The demand is clear. Oberholtzer says each of his eight restaurants serves between 800 and 1,000 people a day, and the business is expected to gross about $27 million this year

But the goal of Tender Greens is to be more than just another farm-to-table restaurant. Oberholtzer and his partners also aim to help grow the market for sustainably raised produce and meats by making it affordable, comfortable, and served in a decidedly non-exclusive way. “I think we can convert people not 'cause we’re out preaching or recruiting, but because our restaurant is accessible both in price and service structure to a lot of people. Especially in Southern California, counter service and fast casual is something people can get their head around. And when they taste the food, it becomes somewhat addictive.” 

Too often, the farm to fork experience has been limited to the expensive market and a privileged lifestyle, says Oberholtzer, who admits that his core market still consists of the upscale customer who exercises and shops at farmers' markets and organic grocery stores.

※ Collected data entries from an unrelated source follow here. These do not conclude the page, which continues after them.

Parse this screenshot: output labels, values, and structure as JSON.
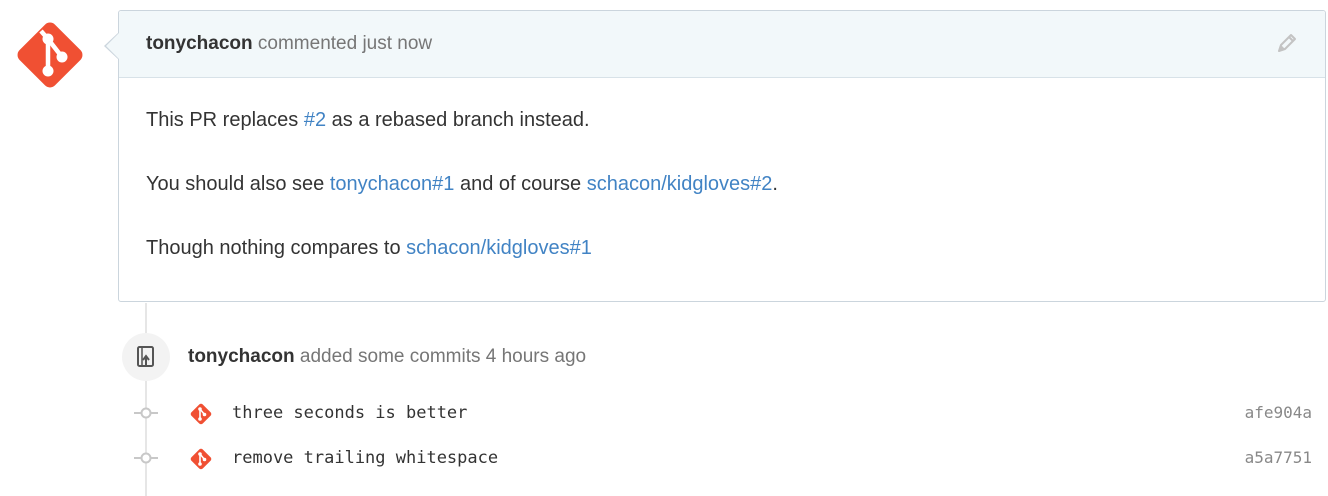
{
  "colors": {
    "git_logo": "#f05033",
    "link": "#4183c4",
    "header_bg": "#f2f8fa",
    "border": "#cbd5dd",
    "muted_text": "#767676"
  },
  "comment": {
    "author": "tonychacon",
    "action": "commented just now",
    "edit_icon": "pencil-icon",
    "body": {
      "line1": {
        "prefix": "This PR replaces ",
        "link": "#2",
        "suffix": " as a rebased branch instead."
      },
      "line2": {
        "prefix": "You should also see ",
        "link1": "tonychacon#1",
        "middle": " and of course ",
        "link2": "schacon/kidgloves#2",
        "suffix": "."
      },
      "line3": {
        "prefix": "Though nothing compares to ",
        "link": "schacon/kidgloves#1"
      }
    }
  },
  "commit_event": {
    "icon": "repo-push-icon",
    "author": "tonychacon",
    "action": "added some commits 4 hours ago",
    "commits": [
      {
        "message": "three seconds is better",
        "sha": "afe904a"
      },
      {
        "message": "remove trailing whitespace",
        "sha": "a5a7751"
      }
    ]
  }
}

“But if that’s our only audience, then we’re not doing our job,” he says. “The key is to make it accessible to the other 60% — to pull them out of the processed food world into something much better,” Oberholtzer says.  

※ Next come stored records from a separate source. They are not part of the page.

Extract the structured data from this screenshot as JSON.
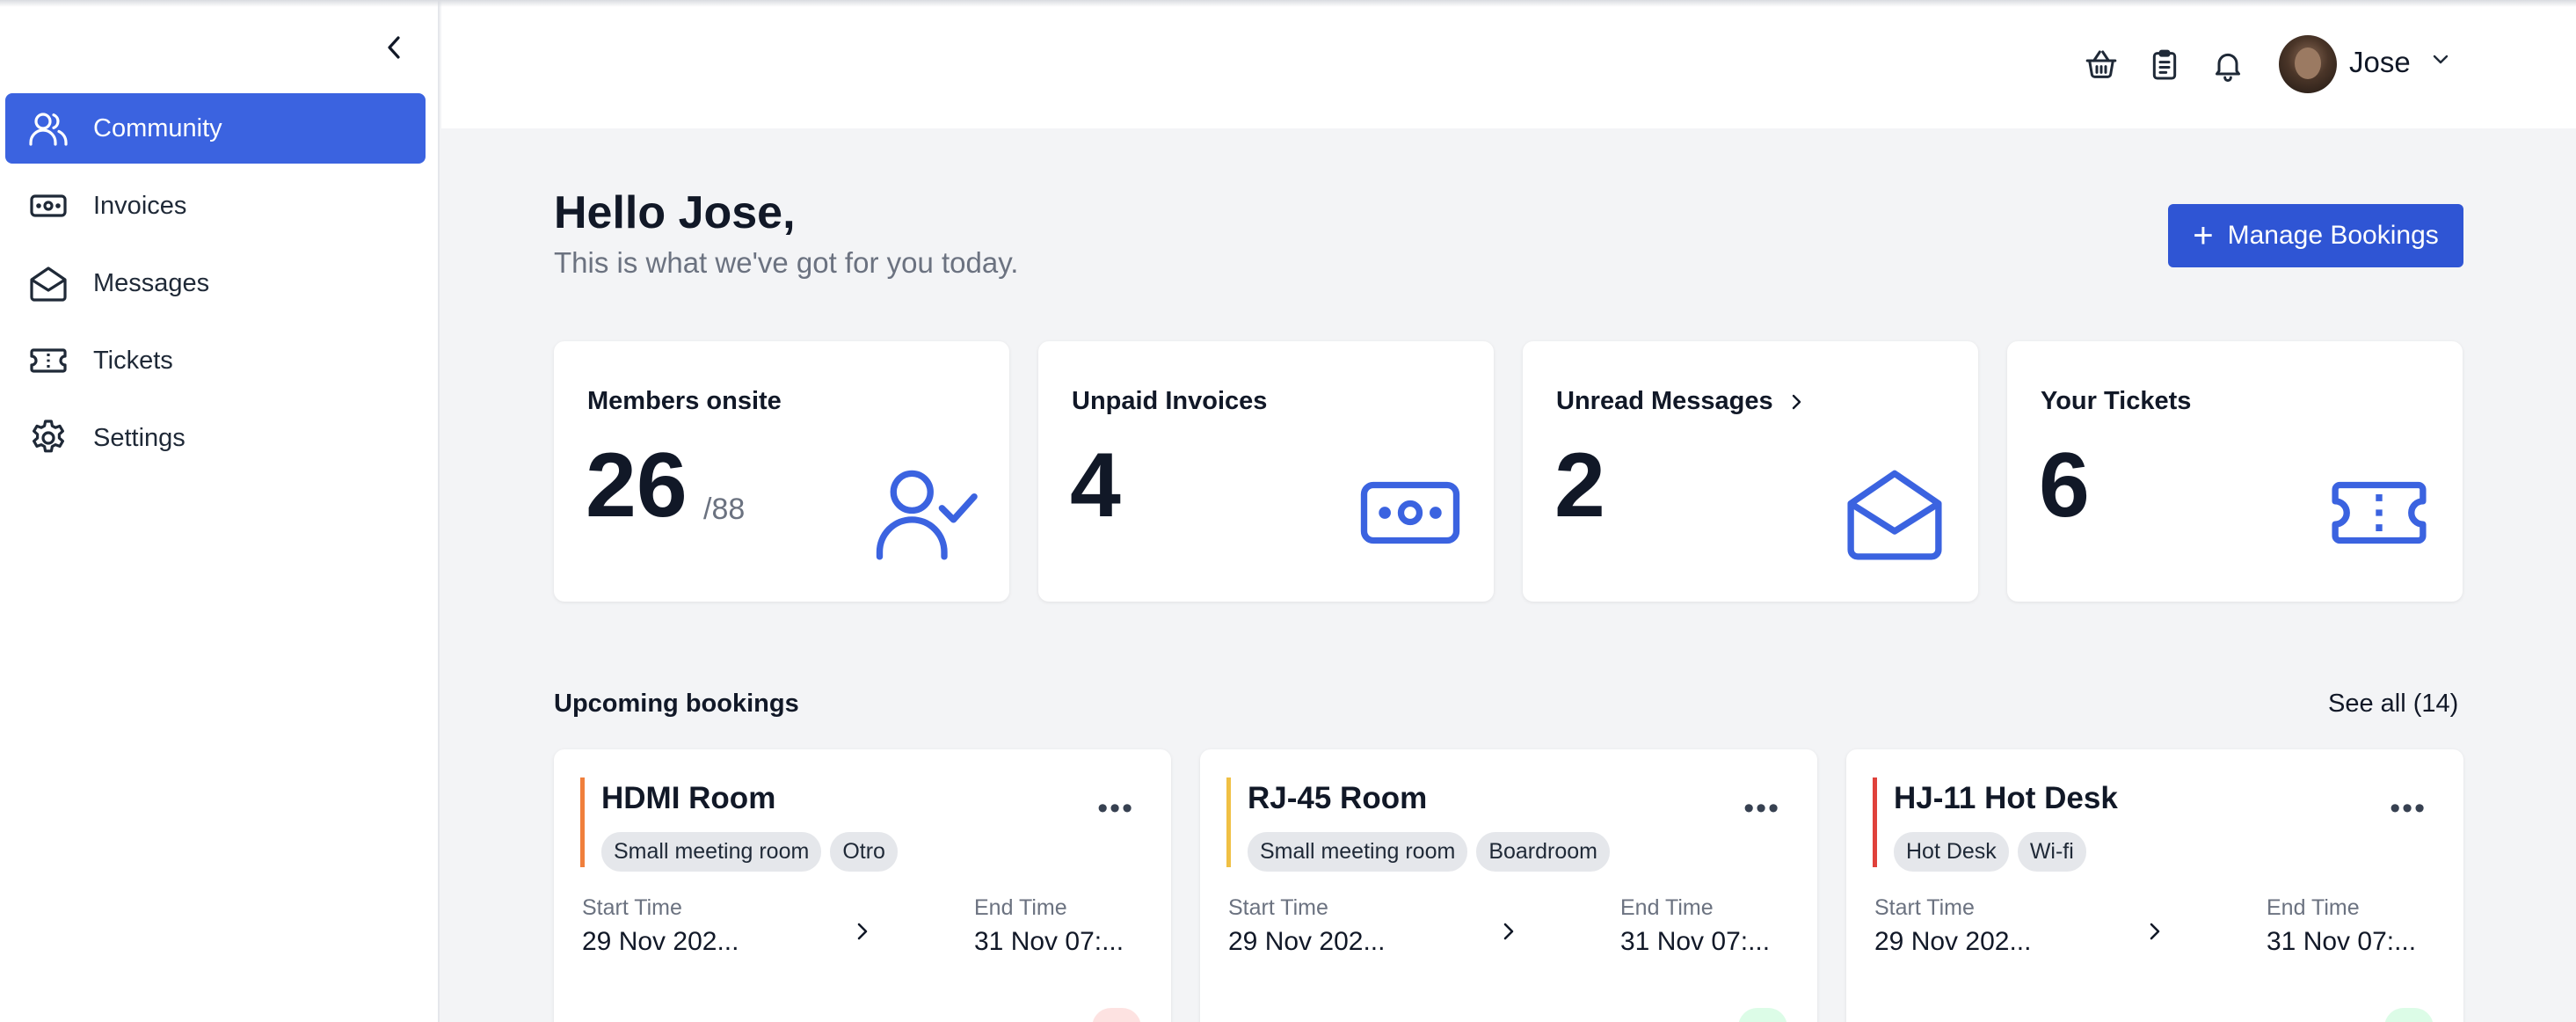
{
  "sidebar": {
    "items": [
      {
        "label": "Community",
        "icon": "users-icon",
        "active": true
      },
      {
        "label": "Invoices",
        "icon": "banknote-icon"
      },
      {
        "label": "Messages",
        "icon": "envelope-icon"
      },
      {
        "label": "Tickets",
        "icon": "ticket-icon"
      },
      {
        "label": "Settings",
        "icon": "gear-icon"
      }
    ]
  },
  "header": {
    "user_name": "Jose"
  },
  "greeting": {
    "title": "Hello Jose,",
    "subtitle": "This is what we've got for you today."
  },
  "actions": {
    "manage_bookings_label": "Manage Bookings"
  },
  "stats": [
    {
      "label": "Members onsite",
      "value": "26",
      "total": "/88",
      "icon": "user-check-icon"
    },
    {
      "label": "Unpaid Invoices",
      "value": "4",
      "icon": "banknote-icon"
    },
    {
      "label": "Unread Messages",
      "value": "2",
      "icon": "envelope-open-icon"
    },
    {
      "label": "Your Tickets",
      "value": "6",
      "icon": "ticket-icon"
    }
  ],
  "bookings": {
    "title": "Upcoming bookings",
    "see_all": "See all (14)",
    "items": [
      {
        "name": "HDMI Room",
        "accent": "#f07f3c",
        "tags": [
          "Small meeting room",
          "Otro"
        ],
        "start_label": "Start Time",
        "start": "29 Nov 202...",
        "end_label": "End Time",
        "end": "31 Nov 07:..."
      },
      {
        "name": "RJ-45 Room",
        "accent": "#f0c044",
        "tags": [
          "Small meeting room",
          "Boardroom"
        ],
        "start_label": "Start Time",
        "start": "29 Nov 202...",
        "end_label": "End Time",
        "end": "31 Nov 07:..."
      },
      {
        "name": "HJ-11 Hot Desk",
        "accent": "#e0413b",
        "tags": [
          "Hot Desk",
          "Wi-fi"
        ],
        "start_label": "Start Time",
        "start": "29 Nov 202...",
        "end_label": "End Time",
        "end": "31 Nov 07:..."
      }
    ]
  },
  "colors": {
    "primary": "#3b63e0",
    "button": "#2f55d4",
    "pending_bg": "#fde2e1",
    "confirmed_bg": "#dcfce7"
  }
}
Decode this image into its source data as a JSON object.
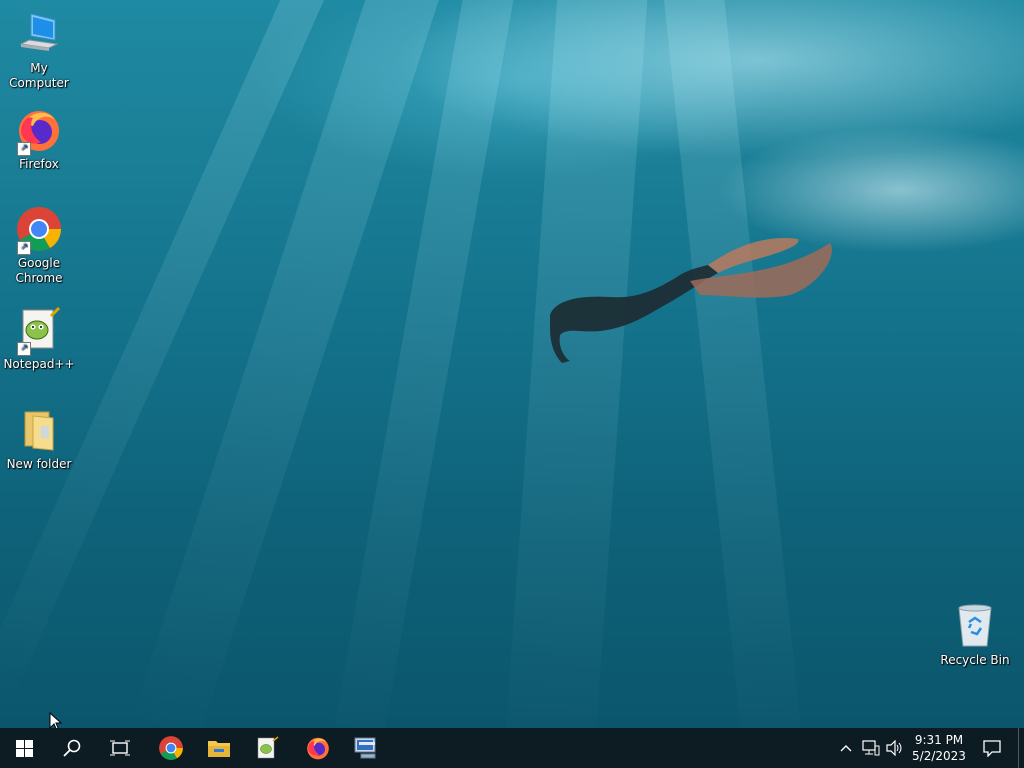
{
  "desktop": {
    "icons": [
      {
        "label": "My Computer",
        "icon": "computer-icon"
      },
      {
        "label": "Firefox",
        "icon": "firefox-icon"
      },
      {
        "label": "Google Chrome",
        "icon": "chrome-icon"
      },
      {
        "label": "Notepad++",
        "icon": "notepadpp-icon"
      },
      {
        "label": "New folder",
        "icon": "folder-icon"
      }
    ],
    "recycle_bin": {
      "label": "Recycle Bin",
      "icon": "recycle-bin-icon"
    }
  },
  "taskbar": {
    "pinned": [
      "start-icon",
      "search-icon",
      "task-view-icon",
      "chrome-icon",
      "file-explorer-icon",
      "notepadpp-icon",
      "firefox-icon",
      "remote-desktop-icon"
    ],
    "tray_icons": [
      "chevron-up-icon",
      "network-icon",
      "volume-icon"
    ],
    "clock": {
      "time": "9:31 PM",
      "date": "5/2/2023"
    },
    "notification_icon": "notification-icon"
  },
  "colors": {
    "taskbar": "#0d1b22",
    "water": "#137089"
  }
}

Still, running a growing fast-casual restaurant chain and converting the masses to healthy local food can be challenging, particularly when your commitment to sourcing quality, sustainable ingredients is unwavering.

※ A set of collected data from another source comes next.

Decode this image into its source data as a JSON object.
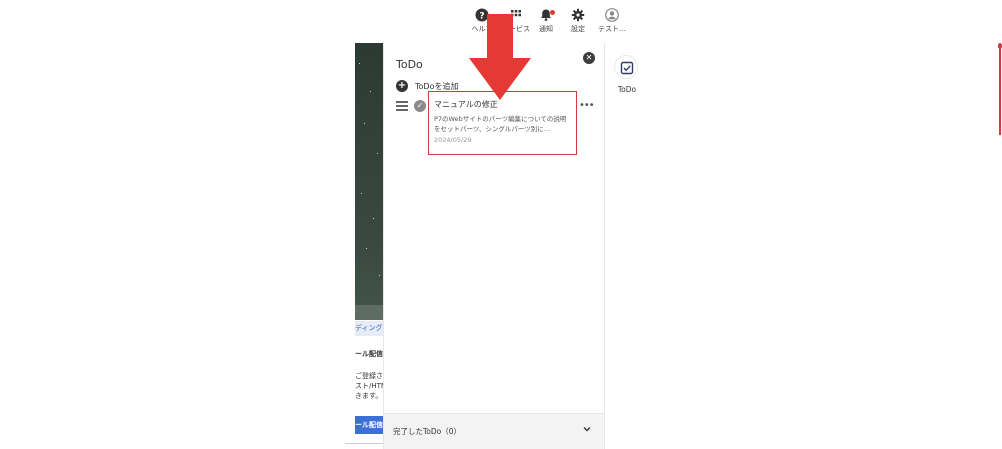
{
  "header": {
    "help_label": "ヘルプ",
    "service_label": "サービス",
    "notify_label": "通知",
    "settings_label": "設定",
    "user_label": "テスト…",
    "notification_dot_color": "#e53935"
  },
  "background": {
    "tab_label": "ディング",
    "heading": "ール配信",
    "line1": "ご登録され",
    "line2": "スト/HTM",
    "line3": "きます。",
    "button_label": "ール配信"
  },
  "todo_panel": {
    "title": "ToDo",
    "add_label": "ToDoを追加",
    "items": [
      {
        "title": "マニュアルの修正",
        "description": "P7のWebサイトのパーツ編集についての説明をセットパーツ、シングルパーツ別に…",
        "date": "2024/05/29"
      }
    ],
    "completed_label": "完了したToDo（0）"
  },
  "right_rail": {
    "todo_label": "ToDo"
  },
  "colors": {
    "highlight_border": "#d23b3b",
    "arrow": "#e53935",
    "accent_blue": "#3c6fd8"
  }
}
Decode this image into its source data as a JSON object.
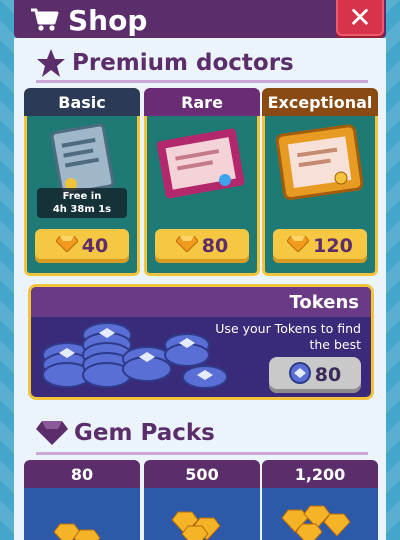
{
  "header": {
    "title": "Shop",
    "close_label": "✕"
  },
  "premium": {
    "title": "Premium doctors",
    "cards": [
      {
        "name": "Basic",
        "price": "40",
        "timer_line1": "Free in",
        "timer_line2": "4h 38m 1s",
        "head_color": "#2b3a55"
      },
      {
        "name": "Rare",
        "price": "80",
        "head_color": "#6a2c75"
      },
      {
        "name": "Exceptional",
        "price": "120",
        "head_color": "#8a4a14"
      }
    ]
  },
  "tokens": {
    "title": "Tokens",
    "description": "Use your Tokens to find the best",
    "price": "80"
  },
  "gem_packs": {
    "title": "Gem Packs",
    "packs": [
      {
        "amount": "80"
      },
      {
        "amount": "500"
      },
      {
        "amount": "1,200"
      }
    ]
  },
  "colors": {
    "brand_purple": "#5b2d6b",
    "gold": "#f6c743",
    "close_red": "#d7334a",
    "card_teal": "#1f7a75"
  }
}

Oberholtzer says that, as Tender Greens grows, it gets more and more difficult to source local, natural, sustainably-raised cattle, lamb and pig from his network of small, independent farmers

But he refuses to skimp on quality. “We buy the best meat within reason, and we give a reasonable amount on the plate, versus buying commodity and giving a huge portion,” he says. More and more, chefs at Tender Greens are using whole animals, since Oberholtzer says it connects everybody a little bit more with the reality of farming. “The flat iron is only a small bit of the animal, and the ranchers need a home for all of those things,” he says.

Can Tender Greens scale beyond California with its year-round growing season? Oberholtzer argues that it can. “California is certainly unique in its growing climate. But I would say that we can do a Tender Greens in any city where chefs are really focused on cooking with local ingredients. Obviously that might be more expensive in New York or Boston.”

Just like the hordes of hungry people that already line up to eat at Tender Greens, the rest of the country will just have to wait to sample its affordable take on farm-to-table fare.

Jeff Gangemi is FarmPlate's Director of Partnerships and Communications. A lover of both local and far-flung foods like soup dumplings and carnitas tacos, Jeff believes in the power of food, writing and entrepreneurship to effect social change.